1. Decide on the amount of clothing you need.

Divide them into categories. How many pairs of pants? Shorts? Skirts? Dresses? Tops? Cardigans or outerwear? Shoes? Accessories?

Example: For 3 months in summery yet windy and cold-ish weather, I picked 2 pairs of pants, 3 pairs of shorts, 1 dress, 6 tops, 2 cardigans, 1 jacket, 1 pair of shoes, and no accessories. That gives me 92 different outfits for day-to-day life with 16 items.

2. Choose a color palette.

It should consist of neutrals and 1 to 3 color accents that can be matched together.

3. Pick some basics.

Anything with no pattern and preferably neutral: black pants, white or black shirt, a pair of versatile shoes, etc. Pick everything depending on the style you're going for. Note: if you'll be attending dressier events, I would suggest taking pieces that can be dressed down or dressed up for more versatility.
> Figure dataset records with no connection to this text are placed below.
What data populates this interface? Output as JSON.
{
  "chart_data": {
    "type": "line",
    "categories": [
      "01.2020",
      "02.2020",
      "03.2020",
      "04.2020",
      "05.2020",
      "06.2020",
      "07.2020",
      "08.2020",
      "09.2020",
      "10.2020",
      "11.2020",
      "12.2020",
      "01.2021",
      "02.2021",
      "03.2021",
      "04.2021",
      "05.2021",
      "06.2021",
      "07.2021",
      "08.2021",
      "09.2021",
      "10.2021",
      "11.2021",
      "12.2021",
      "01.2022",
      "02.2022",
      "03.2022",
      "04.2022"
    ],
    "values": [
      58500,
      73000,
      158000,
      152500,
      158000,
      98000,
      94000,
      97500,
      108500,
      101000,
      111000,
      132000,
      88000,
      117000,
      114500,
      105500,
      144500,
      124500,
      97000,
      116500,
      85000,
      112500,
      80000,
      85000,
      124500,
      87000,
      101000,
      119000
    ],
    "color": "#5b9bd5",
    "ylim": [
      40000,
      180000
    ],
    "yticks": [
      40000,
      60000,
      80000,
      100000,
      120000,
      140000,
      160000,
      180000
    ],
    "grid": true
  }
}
4. Get your statement pieces in.

If you're going for patterns, choose either bottoms or tops, or else you'll have to find patterns that go well together, which may give you a headache. Colors are a bit easier but I would still stick with only one category, unless, again, it still goes with everything. Note: It's okay if there's one statement piece that you really want to incorporate but it doesn't match with EVERYTHING. The capsule wardrobe police won't come to get you.

5. Get in your activity-specific items.

Note: You don't need 7 bathing suits for a week at the beach.

6. Re-evaluate.

Make sure you didn't take too much or too little (you can calculate the number of outfits for an easier overview).

Take as little gear as possible.

If you're camping, you'll obviously need some activity-specific gear, like a tent or even a small stove. However, do try to downsize as much as possible. Don't bring overwhelming quantities of gear "just in case" and try to take smaller items when you can.

Try to ditch makeup.

Yes, I know. I'm looking at you makeup lovers out there but, realistically, how many times will you want to put your makeup on on vacation? If the answer is "every day," then don't worry: you're allowed to take some. However, I would suggest you take minimal, versatile items. If you want day and night looks, pick a small eyeshadow palette that can satisfy your needs. You may bring one item of each category if you really can't go out without your face on—it's okay.

Minimize your toiletries.

No, you don't need shower gel, shampoo, conditioner, hair treatments, body scrub, face scrub, face wash, face serum, eye cream, face cream, hand cream, body butter, and the rest. You know what you may need? One cleanser, one hydrating thing, and toothpaste. You don't have to go as minimal as this but be rational about your needs. My toiletry bag includes:

  • Something to clean both my face and body (a bar of natural soap)
  • Something to clean my hair (although you could wash it with soap)
  • One sugar scrub that I use all over my body and face (only necessary if you have very dry skin like me)
  • Some argan or coconut oil for hair and skin hydration, and makeup remover (you could use pretty much any oil or even aloe vera, which also treats sunburns)
  • Toothpaste (and my toothbrush, obviously)
  • Sunscreen (because, important)

No to Singe Use Items!

This means no cotton pads or swabs, no makeup removing wipes, and no bath bombs or such things, although I do understand the need for sanitary pads or tampons if you don't use a menstrual cup.

"How?" you say. All you need is a washcloth to take off your makeup (that you previously rubbed off with coconut oil) and wash your ears. As for bath bombs or other single use bath products, they're just not necessary. They'll still be there when you go back home.